Si l’obligation de provisionnement pour risques a été maintenue, il est précisé que « ces provisions devraient être fixées à un niveau minimal, pour ne pas peser sur la capacité d’investissement des acteurs publics locaux, tout en étant suffisamment dissuasives pour décourager la prise de risque que recèlent certains produits structurés ». Le principe du provisionnement obligatoire a gêné certains d’entre vous. Mais lui seul a fait quasiment disparaître les produits toxiques dans le secteur marchand, comme M. Gagnaire l’a rappelé. Il faut absolument le dire dans le rapport. D’autre part, seule l’obligation des provisions garantit la sincérité d’une comptabilité, dans un sens comme dans l’autre, d’ailleurs : on est aussi fautif si l’on perçoit un produit alors que l’on a levé l’impôt en vue d’une charge.

Enfin, ce principe incitera les collectivités, y compris celles qui bénéficient encore de la période bonifiée, à confier leurs prêts toxiques au pôle d’assistance et de transaction dans le délai de six mois qui leur sera imparti, puisque celles qui ne l’auront pas fait devront provisionner pour compenser le risque de taux. Les collectivités auront le marché en mains sachant que, plus l’opération intégrera de collectivités, notamment en période de bonification, plus elle sera avantageuse pour tout le monde. Les collectivités qui n’entreront pas dans la structure devront provisionner les risques pris.

Le seuil de provisionnement sera fondé sur un prix de marché : soit sur le taux d’usure, soit sur le taux de marché sous la forme « Euribor + x », afin de protéger la collectivité malgré la variabilité du taux sur l’année. On ne peut pas exonérer les collectivités du respect de la règle d’or au moment où l’on envisage de l’étendre à l’État, qui pourrait lui aussi être amené à provisionner compte tenu des variations de taux auxquelles sont soumis ses emprunts.

Ensuite, afin d’éviter que des emprunts ne soient conclus juste avant ou pendant les élections, ce qui soustrairait le responsable à l’obligation d’en rendre compte et empêcherait tout contrôle démocratique, il est proposé que les délégations consenties par les assemblées délibérantes aux exécutifs locaux prennent fin dès l’ouverture de la campagne officielle. Il est indispensable de le préciser, car si la déontologie interdit par exemple de signer un gros contrat de délégation de service public (DSP) juste avant l’échéance électorale, on nous a fait part de situations incroyables où les élus avaient conclu des contrats entre les deux tours ! Cela étant, si une urgence survient au cours de ces quelques semaines, l’assemblée délibérante pourrait autoriser une souscription d’emprunts par délibération expresse. Dans ce cas, la décision sera transparente et pourra même nourrir le débat politique.
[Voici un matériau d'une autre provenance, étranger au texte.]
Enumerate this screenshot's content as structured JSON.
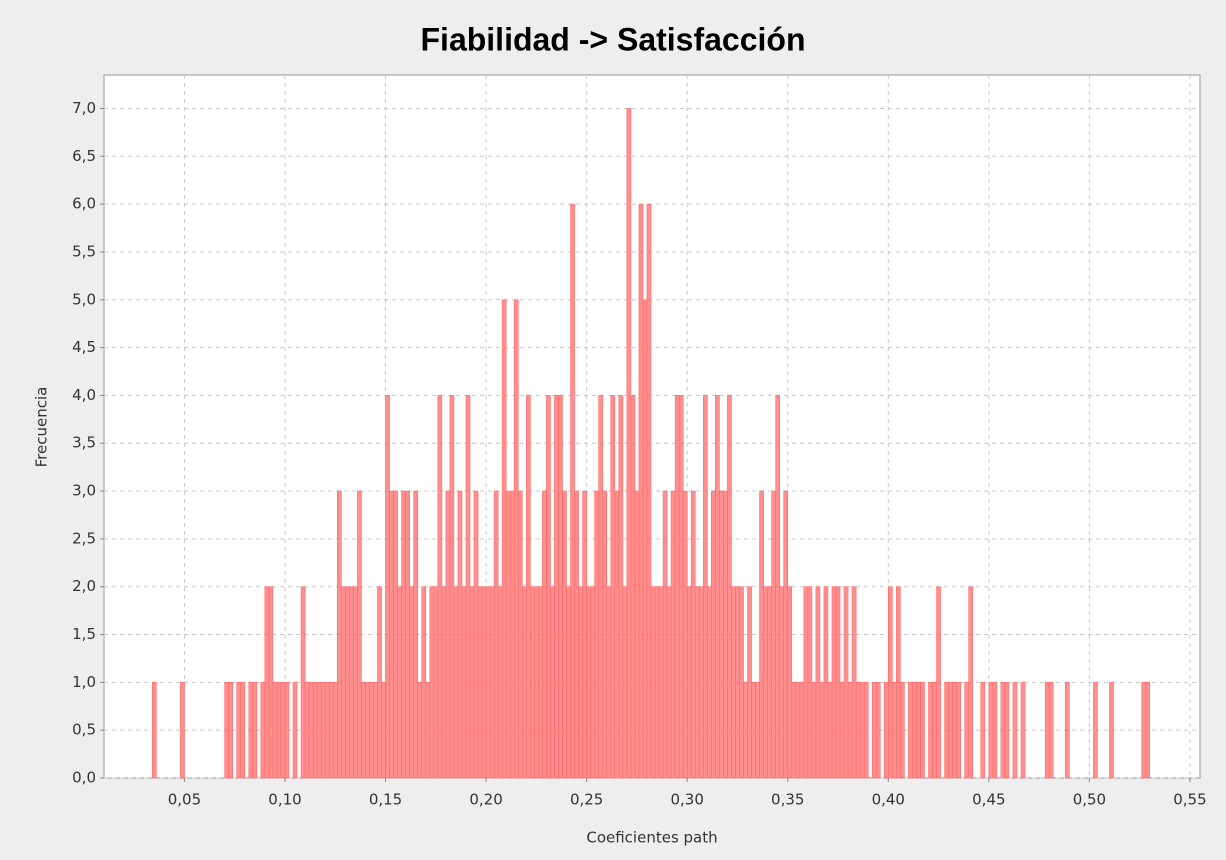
{
  "chart_data": {
    "type": "histogram",
    "title": "Fiabilidad -> Satisfacción",
    "x_label": "Coeficientes path",
    "y_label": "Frecuencia",
    "color": "#ff6a6a",
    "grid": true,
    "xlim": [
      0.01,
      0.555
    ],
    "ylim": [
      0,
      7.35
    ],
    "xticks": [
      {
        "value": 0.05,
        "label": "0,05"
      },
      {
        "value": 0.1,
        "label": "0,10"
      },
      {
        "value": 0.15,
        "label": "0,15"
      },
      {
        "value": 0.2,
        "label": "0,20"
      },
      {
        "value": 0.25,
        "label": "0,25"
      },
      {
        "value": 0.3,
        "label": "0,30"
      },
      {
        "value": 0.35,
        "label": "0,35"
      },
      {
        "value": 0.4,
        "label": "0,40"
      },
      {
        "value": 0.45,
        "label": "0,45"
      },
      {
        "value": 0.5,
        "label": "0,50"
      },
      {
        "value": 0.55,
        "label": "0,55"
      }
    ],
    "yticks": [
      {
        "value": 0,
        "label": "0,0"
      },
      {
        "value": 0.5,
        "label": "0,5"
      },
      {
        "value": 1,
        "label": "1,0"
      },
      {
        "value": 1.5,
        "label": "1,5"
      },
      {
        "value": 2,
        "label": "2,0"
      },
      {
        "value": 2.5,
        "label": "2,5"
      },
      {
        "value": 3,
        "label": "3,0"
      },
      {
        "value": 3.5,
        "label": "3,5"
      },
      {
        "value": 4,
        "label": "4,0"
      },
      {
        "value": 4.5,
        "label": "4,5"
      },
      {
        "value": 5,
        "label": "5,0"
      },
      {
        "value": 5.5,
        "label": "5,5"
      },
      {
        "value": 6,
        "label": "6,0"
      },
      {
        "value": 6.5,
        "label": "6,5"
      },
      {
        "value": 7,
        "label": "7,0"
      }
    ],
    "bins": [
      0.034,
      0.036,
      0.038,
      0.04,
      0.042,
      0.044,
      0.046,
      0.048,
      0.05,
      0.052,
      0.054,
      0.056,
      0.058,
      0.06,
      0.062,
      0.064,
      0.066,
      0.068,
      0.07,
      0.072,
      0.074,
      0.076,
      0.078,
      0.08,
      0.082,
      0.084,
      0.086,
      0.088,
      0.09,
      0.092,
      0.094,
      0.096,
      0.098,
      0.1,
      0.102,
      0.104,
      0.106,
      0.108,
      0.11,
      0.112,
      0.114,
      0.116,
      0.118,
      0.12,
      0.122,
      0.124,
      0.126,
      0.128,
      0.13,
      0.132,
      0.134,
      0.136,
      0.138,
      0.14,
      0.142,
      0.144,
      0.146,
      0.148,
      0.15,
      0.152,
      0.154,
      0.156,
      0.158,
      0.16,
      0.162,
      0.164,
      0.166,
      0.168,
      0.17,
      0.172,
      0.174,
      0.176,
      0.178,
      0.18,
      0.182,
      0.184,
      0.186,
      0.188,
      0.19,
      0.192,
      0.194,
      0.196,
      0.198,
      0.2,
      0.202,
      0.204,
      0.206,
      0.208,
      0.21,
      0.212,
      0.214,
      0.216,
      0.218,
      0.22,
      0.222,
      0.224,
      0.226,
      0.228,
      0.23,
      0.232,
      0.234,
      0.236,
      0.238,
      0.24,
      0.242,
      0.244,
      0.246,
      0.248,
      0.25,
      0.252,
      0.254,
      0.256,
      0.258,
      0.26,
      0.262,
      0.264,
      0.266,
      0.268,
      0.27,
      0.272,
      0.274,
      0.276,
      0.278,
      0.28,
      0.282,
      0.284,
      0.286,
      0.288,
      0.29,
      0.292,
      0.294,
      0.296,
      0.298,
      0.3,
      0.302,
      0.304,
      0.306,
      0.308,
      0.31,
      0.312,
      0.314,
      0.316,
      0.318,
      0.32,
      0.322,
      0.324,
      0.326,
      0.328,
      0.33,
      0.332,
      0.334,
      0.336,
      0.338,
      0.34,
      0.342,
      0.344,
      0.346,
      0.348,
      0.35,
      0.352,
      0.354,
      0.356,
      0.358,
      0.36,
      0.362,
      0.364,
      0.366,
      0.368,
      0.37,
      0.372,
      0.374,
      0.376,
      0.378,
      0.38,
      0.382,
      0.384,
      0.386,
      0.388,
      0.39,
      0.392,
      0.394,
      0.396,
      0.398,
      0.4,
      0.402,
      0.404,
      0.406,
      0.408,
      0.41,
      0.412,
      0.414,
      0.416,
      0.418,
      0.42,
      0.422,
      0.424,
      0.426,
      0.428,
      0.43,
      0.432,
      0.434,
      0.436,
      0.438,
      0.44,
      0.442,
      0.444,
      0.446,
      0.448,
      0.45,
      0.452,
      0.454,
      0.456,
      0.458,
      0.46,
      0.462,
      0.464,
      0.466,
      0.468,
      0.47,
      0.472,
      0.474,
      0.476,
      0.478,
      0.48,
      0.482,
      0.484,
      0.486,
      0.488,
      0.49,
      0.492,
      0.494,
      0.496,
      0.498,
      0.5,
      0.502,
      0.504,
      0.506,
      0.508,
      0.51,
      0.512,
      0.514,
      0.516,
      0.518,
      0.52,
      0.522,
      0.524,
      0.526,
      0.528,
      0.53
    ],
    "values": [
      1,
      0,
      0,
      0,
      0,
      0,
      0,
      1,
      0,
      0,
      0,
      0,
      0,
      0,
      0,
      0,
      0,
      0,
      1,
      1,
      0,
      1,
      1,
      0,
      1,
      1,
      0,
      1,
      2,
      2,
      1,
      1,
      1,
      1,
      0,
      1,
      0,
      2,
      1,
      1,
      1,
      1,
      1,
      1,
      1,
      1,
      3,
      2,
      2,
      2,
      2,
      3,
      1,
      1,
      1,
      1,
      2,
      1,
      4,
      3,
      3,
      2,
      3,
      3,
      2,
      3,
      1,
      2,
      1,
      2,
      2,
      4,
      2,
      3,
      4,
      2,
      3,
      2,
      4,
      2,
      3,
      2,
      2,
      2,
      2,
      3,
      2,
      5,
      3,
      3,
      5,
      3,
      2,
      4,
      2,
      2,
      2,
      3,
      4,
      2,
      4,
      4,
      3,
      2,
      6,
      3,
      2,
      3,
      2,
      2,
      3,
      4,
      3,
      2,
      4,
      3,
      4,
      2,
      7,
      4,
      3,
      6,
      5,
      6,
      2,
      2,
      2,
      3,
      2,
      3,
      4,
      4,
      3,
      2,
      3,
      2,
      2,
      4,
      2,
      3,
      4,
      3,
      3,
      4,
      2,
      2,
      2,
      1,
      2,
      1,
      1,
      3,
      2,
      2,
      3,
      4,
      2,
      3,
      2,
      1,
      1,
      1,
      2,
      2,
      1,
      2,
      1,
      2,
      1,
      2,
      2,
      1,
      2,
      1,
      2,
      1,
      1,
      1,
      0,
      1,
      1,
      0,
      1,
      2,
      1,
      2,
      1,
      0,
      1,
      1,
      1,
      1,
      0,
      1,
      1,
      2,
      0,
      1,
      1,
      1,
      1,
      0,
      1,
      2,
      0,
      0,
      1,
      0,
      1,
      1,
      0,
      1,
      1,
      0,
      1,
      0,
      1,
      0,
      0,
      0,
      0,
      0,
      1,
      1,
      0,
      0,
      0,
      1,
      0,
      0,
      0,
      0,
      0,
      0,
      1,
      0,
      0,
      0,
      1,
      0,
      0,
      0,
      0,
      0,
      0,
      0,
      1,
      1
    ]
  }
}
Des parlementaires et des représentants des élus locaux participeront au pôle d’assistance et de transaction, pour que les collectivités concernées ne soient pas seules avec les représentants de l’administration et les banquiers. Ce pôle ne sera toutefois pas une structure dotée de la personnalité juridique, qui nécessiterait l’adoption préalable d’une loi, car il doit être mis sur pied très rapidement : chaque jour, en effet, des emprunteurs sortent de la période bonifiée, ce qui, on l’a vu, pénalise tous ceux qui prendront part au processus de transaction.

Les grands principes de la renégociation ont été précisés.

Les gains réalisés par la personne publique du fait de la bonification des taux d’intérêt devront être réintégrés dans le bilan des charges financières dont elles sont redevables. Quand on défait, on défait tout !

Les banques prendront en charge les encours à risque dans le cadre de la renégociation des prêts existants. Il leur reviendra de gérer ces encours toxiques comme elles le souhaitent, par débouclage immédiat ou conservation des positions jusqu’à éventuelle amélioration de la situation sur les marchés. Par exemple, si la renégociation aboutit à un taux fixe de 5 % mais que la banque obtient par la suite sur les marchés un taux de 3 %, elle dégagera deux points de marge supplémentaires, et sera gagnante, mais il faut jouer le jeu jusqu’au bout. Ceux qui veulent éviter cela n’ont qu’à en rester aux conditions antérieures. Si les banques sont fautives, c’est uniquement dans la mesure où elles ont traité les collectivités comme des entreprises, sans tenir compte de la différence entre le cycle des emprunts structurés, qui se retourne au bout de deux, trois ou quatre ans, voire davantage, et le cycle annuel auquel obéissent les collectivités du fait de la règle d’équilibre budgétaire. Peut-être faudrait-il le dire plus explicitement.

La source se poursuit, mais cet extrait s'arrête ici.